1-Day Brewery 44 Liquor Licenses
Michael Johnson of Brewery 44 spoke to the Board about hosting a small beer and liquor garden in conjunction with Sauchuk Farm. “Basically, what we are looking to do is a controlled space where we are serving our pumpkin beers and seltzers to adults,” he said. Johnson said they have a $1 million insurance policy. He was looking for 16, 1-day liquor licenses, covering eight weekends of the Sauchuk Farms season.
There was some question about the need for a police detail. Johnson asked if it was possible to do a review after the first weekend to determine if a police detail is necessary. He said that it becomes cost prohibitive for them. An abutter spoke saying that he felt that the police detail was necessary calling the event “a nightmare” for them. “Quite frankly, I think the police detail is needed,” Traynor said. The Board granted the 16, 1-day liquor licenses with the stipulation that a 4-hour police detail is required and that in two weeks, they would revisit whether the remaining weekends would also need a police detail.
Special Town Meeting
A special town meeting was scheduled for Nov. 30 at 7 p.m. at Dennett Elementary School. The warrant was opened that evening and will be closing on Oct. 3 at 8 p.m.
Debate on Change from Board of Selectmen
Traynor led a discussion on changing the title of the Board from the Board of Selectmen to the Select Board. He called the issue “near and dear to my heart.” Joy said she wasn’t interested in making the change noting, “I just don’t feel like its really necessary for us to do this… I like our seal; I like our history.” Joy also said that the gendered term “selectmen” doesn’t bother her. Russo said he prefers the current title as it links to a 300-year history. Russo said that he felt that they could pursue gender equality in other ways. Traynor said he appreciated where they were coming from but noted that he would still like to pursue the change.

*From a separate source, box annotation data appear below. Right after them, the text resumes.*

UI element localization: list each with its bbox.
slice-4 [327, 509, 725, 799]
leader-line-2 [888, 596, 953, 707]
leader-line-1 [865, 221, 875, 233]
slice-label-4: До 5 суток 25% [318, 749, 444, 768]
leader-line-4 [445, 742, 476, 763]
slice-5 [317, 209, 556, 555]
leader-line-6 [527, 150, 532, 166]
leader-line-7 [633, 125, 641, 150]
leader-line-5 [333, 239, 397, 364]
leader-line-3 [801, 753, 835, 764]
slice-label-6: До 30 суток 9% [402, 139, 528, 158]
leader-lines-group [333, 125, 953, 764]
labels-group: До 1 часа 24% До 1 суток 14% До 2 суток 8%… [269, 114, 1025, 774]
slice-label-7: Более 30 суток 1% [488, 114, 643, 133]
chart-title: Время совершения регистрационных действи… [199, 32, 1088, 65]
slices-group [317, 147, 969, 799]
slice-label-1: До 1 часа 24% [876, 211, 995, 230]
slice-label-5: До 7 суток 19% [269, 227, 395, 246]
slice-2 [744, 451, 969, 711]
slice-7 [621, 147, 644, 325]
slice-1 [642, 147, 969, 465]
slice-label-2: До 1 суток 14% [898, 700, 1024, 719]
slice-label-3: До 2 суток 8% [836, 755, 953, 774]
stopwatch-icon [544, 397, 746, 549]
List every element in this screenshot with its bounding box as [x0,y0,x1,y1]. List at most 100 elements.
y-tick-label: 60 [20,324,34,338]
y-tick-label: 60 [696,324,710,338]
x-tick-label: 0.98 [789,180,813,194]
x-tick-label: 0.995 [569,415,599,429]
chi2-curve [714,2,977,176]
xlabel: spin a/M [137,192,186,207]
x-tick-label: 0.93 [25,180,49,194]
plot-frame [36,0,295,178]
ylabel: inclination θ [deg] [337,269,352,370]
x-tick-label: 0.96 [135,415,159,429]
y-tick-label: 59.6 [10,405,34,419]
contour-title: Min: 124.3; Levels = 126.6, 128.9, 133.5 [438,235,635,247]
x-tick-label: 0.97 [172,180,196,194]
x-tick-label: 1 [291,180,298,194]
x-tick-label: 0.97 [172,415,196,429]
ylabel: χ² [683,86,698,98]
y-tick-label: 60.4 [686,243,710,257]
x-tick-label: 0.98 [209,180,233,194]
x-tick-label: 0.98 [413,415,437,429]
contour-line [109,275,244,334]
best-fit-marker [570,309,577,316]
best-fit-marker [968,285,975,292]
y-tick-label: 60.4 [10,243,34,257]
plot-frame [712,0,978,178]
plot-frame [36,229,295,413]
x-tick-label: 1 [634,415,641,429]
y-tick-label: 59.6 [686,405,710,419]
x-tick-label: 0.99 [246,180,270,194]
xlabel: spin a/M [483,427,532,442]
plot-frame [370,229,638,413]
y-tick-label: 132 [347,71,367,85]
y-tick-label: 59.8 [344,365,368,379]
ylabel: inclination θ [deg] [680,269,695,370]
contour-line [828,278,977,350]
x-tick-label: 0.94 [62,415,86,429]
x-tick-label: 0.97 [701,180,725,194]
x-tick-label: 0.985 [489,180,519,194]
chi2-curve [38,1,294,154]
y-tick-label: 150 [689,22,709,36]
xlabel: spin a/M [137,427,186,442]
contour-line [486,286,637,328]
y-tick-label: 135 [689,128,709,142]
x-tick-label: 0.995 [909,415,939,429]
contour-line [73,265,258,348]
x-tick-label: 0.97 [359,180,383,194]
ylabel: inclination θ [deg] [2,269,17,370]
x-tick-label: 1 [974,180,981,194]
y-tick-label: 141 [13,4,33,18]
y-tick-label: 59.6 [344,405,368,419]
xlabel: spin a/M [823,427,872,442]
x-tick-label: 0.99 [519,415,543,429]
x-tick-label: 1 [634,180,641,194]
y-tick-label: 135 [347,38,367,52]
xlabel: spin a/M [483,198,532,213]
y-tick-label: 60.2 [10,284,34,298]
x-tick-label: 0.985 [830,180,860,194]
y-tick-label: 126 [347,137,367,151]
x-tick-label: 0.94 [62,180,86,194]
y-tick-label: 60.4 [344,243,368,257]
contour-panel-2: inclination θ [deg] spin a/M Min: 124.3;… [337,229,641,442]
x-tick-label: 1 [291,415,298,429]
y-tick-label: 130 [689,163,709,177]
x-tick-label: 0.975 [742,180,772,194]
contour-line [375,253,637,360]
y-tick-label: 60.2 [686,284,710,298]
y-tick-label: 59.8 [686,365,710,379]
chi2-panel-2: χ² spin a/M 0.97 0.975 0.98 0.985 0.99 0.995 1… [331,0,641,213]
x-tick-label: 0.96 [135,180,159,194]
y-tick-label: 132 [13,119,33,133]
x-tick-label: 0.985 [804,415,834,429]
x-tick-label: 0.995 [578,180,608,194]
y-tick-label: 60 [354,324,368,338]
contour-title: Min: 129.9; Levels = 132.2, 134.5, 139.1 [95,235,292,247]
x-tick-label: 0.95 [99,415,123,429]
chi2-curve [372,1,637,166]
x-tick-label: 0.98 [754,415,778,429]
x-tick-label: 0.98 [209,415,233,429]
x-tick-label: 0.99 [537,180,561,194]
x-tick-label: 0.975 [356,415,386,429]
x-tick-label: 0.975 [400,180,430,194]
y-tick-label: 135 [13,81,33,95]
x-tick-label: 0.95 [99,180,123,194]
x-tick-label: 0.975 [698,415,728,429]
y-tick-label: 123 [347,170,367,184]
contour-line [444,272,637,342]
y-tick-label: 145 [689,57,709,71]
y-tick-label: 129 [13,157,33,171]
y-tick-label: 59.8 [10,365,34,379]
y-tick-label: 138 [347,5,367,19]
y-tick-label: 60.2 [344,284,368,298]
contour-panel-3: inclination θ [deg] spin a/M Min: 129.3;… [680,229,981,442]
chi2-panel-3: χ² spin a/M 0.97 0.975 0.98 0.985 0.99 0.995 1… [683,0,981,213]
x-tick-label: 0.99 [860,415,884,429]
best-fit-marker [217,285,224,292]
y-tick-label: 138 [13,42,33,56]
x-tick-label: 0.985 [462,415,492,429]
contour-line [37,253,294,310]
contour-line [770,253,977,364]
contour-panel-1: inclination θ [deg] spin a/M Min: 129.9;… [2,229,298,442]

Russo said that a resident who has an old schoolhouse on his property wanted to see if the Community Preservation Committee would be interested in the building. Russo noted that it would be quite expensive to move. Of the project he said, “it really would require a champion and a site – neither of which we have right now.” Randall asked Russo to contact him saying, “there may be an angel out there that I know of.” Russo said, “Okay, I’ll be in touch.”
Jessica Lau and Jonathan Mulcahy were named to the Board of Library Trustees until the next election. Their terms will expire on May 20, 2023. The Selectmen thanked them for their service to the town.
Selectmen’s Rants and Raves
Russo said he was thrilled about the Community Impact Grant application. “I think with the really talented people we have now, that could be really powerful for us,” he said. He also raved for the recent flower show calling it a “totally Plymptonian thing” and said the town should be proud of the event. Traynor raved for responder therapy dogs across the United States and Plympton Police Captain Cheryl Davis and her K9, who just became a certified team. Joy gave a rave for Linda Leddy and her work with the CPC as well as another rave for all the members of the public that showed up that evening to discuss the traffic issues in town.